Re: [PATCH v2 4/7] btrfs: introduce new read-repair infrastructure

From: Qu Wenruo <wqu@suse.com>
To: linux-btrfs@vger.kernel.org, Christoph Hellwig <hch@lst.de>
Subject: Re: [PATCH v2 4/7] btrfs: introduce new read-repair infrastructure
Date: Thu, 26 May 2022 11:06:31 +0800	[thread overview]
Message-ID: <531d3865-eb5b-d114-9ff2-c1b209902262@suse.com> (raw)
In-Reply-To: <b014412ee0713e01f52269e553c0cff3487ca495.1653476251.git.wqu@suse.com>

On 2022/5/25 18:59, Qu Wenruo wrote:
> The new read repair infrastructure is consist of the following 3 parts:
> 
[...]
> +static void io_add_or_submit(struct btrfs_read_repair_ctrl *ctrl, int mirror,
> +			   u64 logical, struct page *page, unsigned int pgoff,
> +			   int opf)
> +{
> +	struct btrfs_fs_info *fs_info = btrfs_sb(ctrl->inode->i_sb);
> +	struct bio *io_bio = ctrl->io_bio;
> +
> +	/* Uninitialized. */
> +	if (io_bio->bi_iter.bi_sector == 0) {
> +		ASSERT(io_bio->bi_iter.bi_size == 0);
> +		io_bio->bi_iter.bi_sector = logical >> SECTOR_SHIFT;
> +		io_bio->bi_opf = opf;
> +		bio_add_page(io_bio, page, fs_info->sectorsize, pgoff);
> +		return;
> +	}
> +
> +	/* Continuous, add the page */
> +	if ((io_bio->bi_iter.bi_sector << SECTOR_SHIFT) +
> +	     io_bio->bi_iter.bi_size == logical) {
> +		bio_add_page(io_bio, page, fs_info->sectorsize, pgoff);
> +		return;
> +	}
> +
> +	/* Not continuous, submit first. */

Hi Christoph, I'm pretty sure the non-continuous bio problem is here for 
all of our attempts to rework read-repair.

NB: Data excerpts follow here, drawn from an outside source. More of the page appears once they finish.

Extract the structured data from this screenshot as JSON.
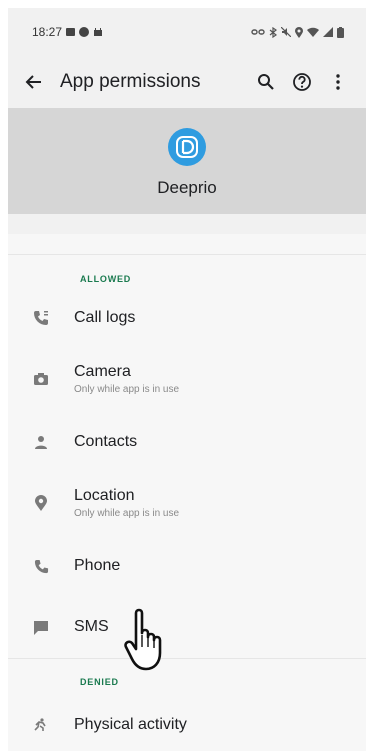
{
  "status_bar": {
    "time": "18:27"
  },
  "toolbar": {
    "title": "App permissions",
    "back_icon": "arrow-back-icon",
    "search_icon": "search-icon",
    "help_icon": "help-icon",
    "more_icon": "more-vert-icon"
  },
  "app": {
    "name": "Deeprio",
    "icon": "deeprio-logo-icon",
    "icon_color": "#2f9ce0"
  },
  "sections": {
    "allowed": {
      "label": "ALLOWED",
      "items": [
        {
          "label": "Call logs",
          "icon": "call-log-icon"
        },
        {
          "label": "Camera",
          "sub": "Only while app is in use",
          "icon": "camera-icon"
        },
        {
          "label": "Contacts",
          "icon": "person-icon"
        },
        {
          "label": "Location",
          "sub": "Only while app is in use",
          "icon": "location-pin-icon"
        },
        {
          "label": "Phone",
          "icon": "phone-icon"
        },
        {
          "label": "SMS",
          "icon": "message-icon"
        }
      ]
    },
    "denied": {
      "label": "DENIED",
      "items": [
        {
          "label": "Physical activity",
          "icon": "activity-icon"
        }
      ]
    }
  },
  "colors": {
    "section_label": "#1a7a4f",
    "header_bg": "#d6d6d6",
    "icon_gray": "#7a7a7a"
  }
}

I'm wondering if there is some "dummy" page provided from block layer 
that we can utilize?

E.g. We have the following checker pattern:

mirror 1	|X|X|X|X|
mirror 2	|X| |X| |
mirror 3	| |X| |X|

After reading all the 4 sectors from mirror 2, we know the 2nd and 4th 
are good and should not need to be-read.

Then reading mirror 3 needs us to submit two bios.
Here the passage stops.